To add data directly to indicators.md or improve the remediation scripts:

  1. Fork the repository to your own GitHub account.
  2. Clone your fork to a local machine.
  3. Create a new branch for your update:
    git checkout -b add-new-iocs-june-2026
    
  4. Make your changes to indicators.md or the relevant script files. Keep formatting consistent with the existing layout.
  5. Commit with a clear, descriptive message:
    git commit -m "Add new JWrapper C2 relay IP and updated campaign profile name"
    
  6. Push your branch to your fork:
    git push origin add-new-iocs-june-2026
    
  7. Open a Pull Request against the main branch of this repository.

Contribution Guidelines

Defang Network Indicators

When including IPs, domains, or URLs in Issues or PR descriptions, defang them to prevent accidental clicks:

147[.]45[.]218[.]0
hXXp://91[.]215[.]85[.]219:443
gqpplgq2g[.]anondns[.]net

In indicators.md itself, plain format is fine since the document is used for hunting and blocking — just be consistent with the existing style.

Real-World Data Only

Only submit IOCs verified during an actual incident response or malware analysis engagement. No theoretical, generated, or hypothetical indicators.

Context Is Everything

A file hash alone is useful.
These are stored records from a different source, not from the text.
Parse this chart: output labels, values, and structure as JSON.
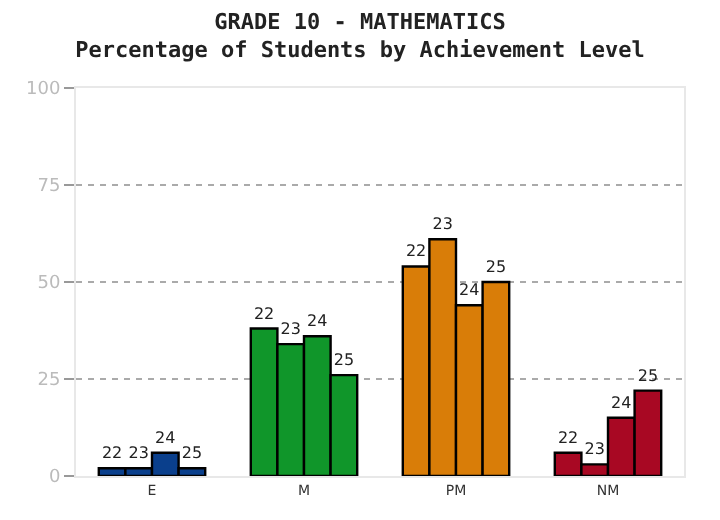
{
  "chart_data": {
    "type": "bar",
    "title": "GRADE 10 - MATHEMATICS",
    "subtitle": "Percentage of Students by Achievement Level",
    "categories": [
      "E",
      "M",
      "PM",
      "NM"
    ],
    "series": [
      {
        "name": "22",
        "colors": [
          "#0a3f8c",
          "#10962a",
          "#d97d08",
          "#a80823"
        ],
        "values": [
          2,
          38,
          54,
          6
        ]
      },
      {
        "name": "23",
        "colors": [
          "#0a3f8c",
          "#10962a",
          "#d97d08",
          "#a80823"
        ],
        "values": [
          2,
          34,
          61,
          3
        ]
      },
      {
        "name": "24",
        "colors": [
          "#0a3f8c",
          "#10962a",
          "#d97d08",
          "#a80823"
        ],
        "values": [
          6,
          36,
          44,
          15
        ]
      },
      {
        "name": "25",
        "colors": [
          "#0a3f8c",
          "#10962a",
          "#d97d08",
          "#a80823"
        ],
        "values": [
          2,
          26,
          50,
          22
        ]
      }
    ],
    "ylim": [
      0,
      100
    ],
    "yticks": [
      0,
      25,
      50,
      75,
      100
    ],
    "grid": "y"
  }
}
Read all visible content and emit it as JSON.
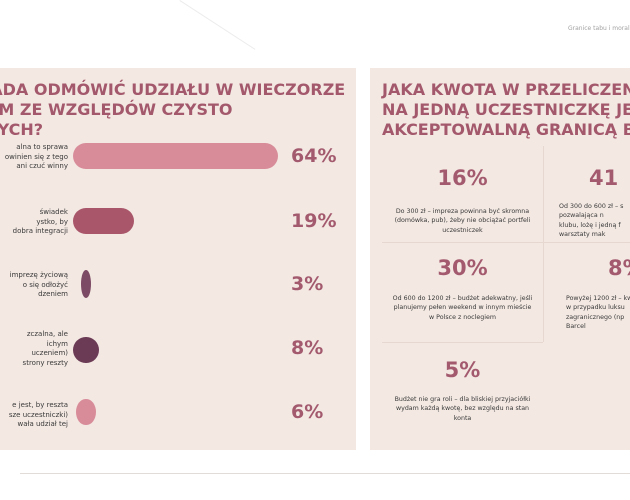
{
  "top_label": "Granice tabu i moral",
  "colors": {
    "panel_bg": "#f3e8e2",
    "title": "#a3586b",
    "percent": "#a35a6e"
  },
  "chart_data": [
    {
      "type": "bar",
      "title": "PADA ODMÓWIĆ UDZIAŁU W WIECZORZE\nKIM ZE WZGLĘDÓW CZYSTO\nWYCH?",
      "categories": [
        "alna to sprawa\nowinien się z tego\nani czuć winny",
        "świadek\nystko, by\ndobra integracji",
        "imprezę życiową\no się odłożyć\ndzeniem",
        "zczalna, ale\nichym\nuczeniem)\nstrony reszty",
        "e jest, by reszta\nsze uczestniczki)\nwała udział tej"
      ],
      "values": [
        64,
        19,
        3,
        8,
        6
      ],
      "value_labels": [
        "64%",
        "19%",
        "3%",
        "8%",
        "6%"
      ],
      "colors": [
        "#d88c9a",
        "#a9566a",
        "#7c4a64",
        "#6b3a55",
        "#d88c9a"
      ],
      "unit": "%"
    },
    {
      "type": "table",
      "title": "JAKA KWOTA W PRZELICZENIU\nNA JEDNĄ UCZESTNICZKĘ JEST\nAKCEPTOWALNĄ GRANICĄ BU",
      "cells": [
        {
          "value": 16,
          "label": "16%",
          "text": "Do 300 zł – impreza powinna być skromna\n(domówka, pub), żeby nie obciążać portfeli\nuczestniczek"
        },
        {
          "value": 41,
          "label": "41",
          "text": "Od 300 do 600 zł – s\npozwalająca n\nklubu, lożę i jedną f\nwarsztaty mak"
        },
        {
          "value": 30,
          "label": "30%",
          "text": "Od 600 do 1200 zł – budżet adekwatny, jeśli\nplanujemy pełen weekend w innym mieście\nw Polsce z noclegiem"
        },
        {
          "value": 8,
          "label": "8%",
          "text": "Powyżej 1200 zł – kwo\nw przypadku luksu\nzagranicznego (np\nBarcel"
        },
        {
          "value": 5,
          "label": "5%",
          "text": "Budżet nie gra roli – dla bliskiej przyjaciółki\nwydam każdą kwotę, bez względu na stan\nkonta"
        }
      ]
    }
  ]
}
A file hash plus the directory it was found in plus the registry key that launched it plus the campaign profile it was associated with is far more valuable. Provide as much surrounding context as you legally and safely can.

Sanitize Before Submitting — CRITICAL

Before submitting any logs, screenshots, config files, or extracted data, scrub all of the following:

  • Internal hostnames and computer names
  • Internal IP addresses (RFC 1918 ranges: 10.x, 172.16–31.x, 192.168.x)
  • Usernames, employee names, or any PII
  • Company names, client names, or identifying business information
  • Email addresses (other than attacker infrastructure)
  • File paths that contain usernames (e.g., C:\Users\john.smith\... → replace with C:\Users\[USERNAME]\...)

If you are unsure whether something is safe to share, err on the side of caution and open an Issue with a summary instead.


Code of Conduct

By participating in this project, you agree to abide by standard open-source community guidelines. Be respectful, constructive, and focused on the shared goal of improving defensive cybersecurity. Contributions intended to enable offensive use of this data will be rejected.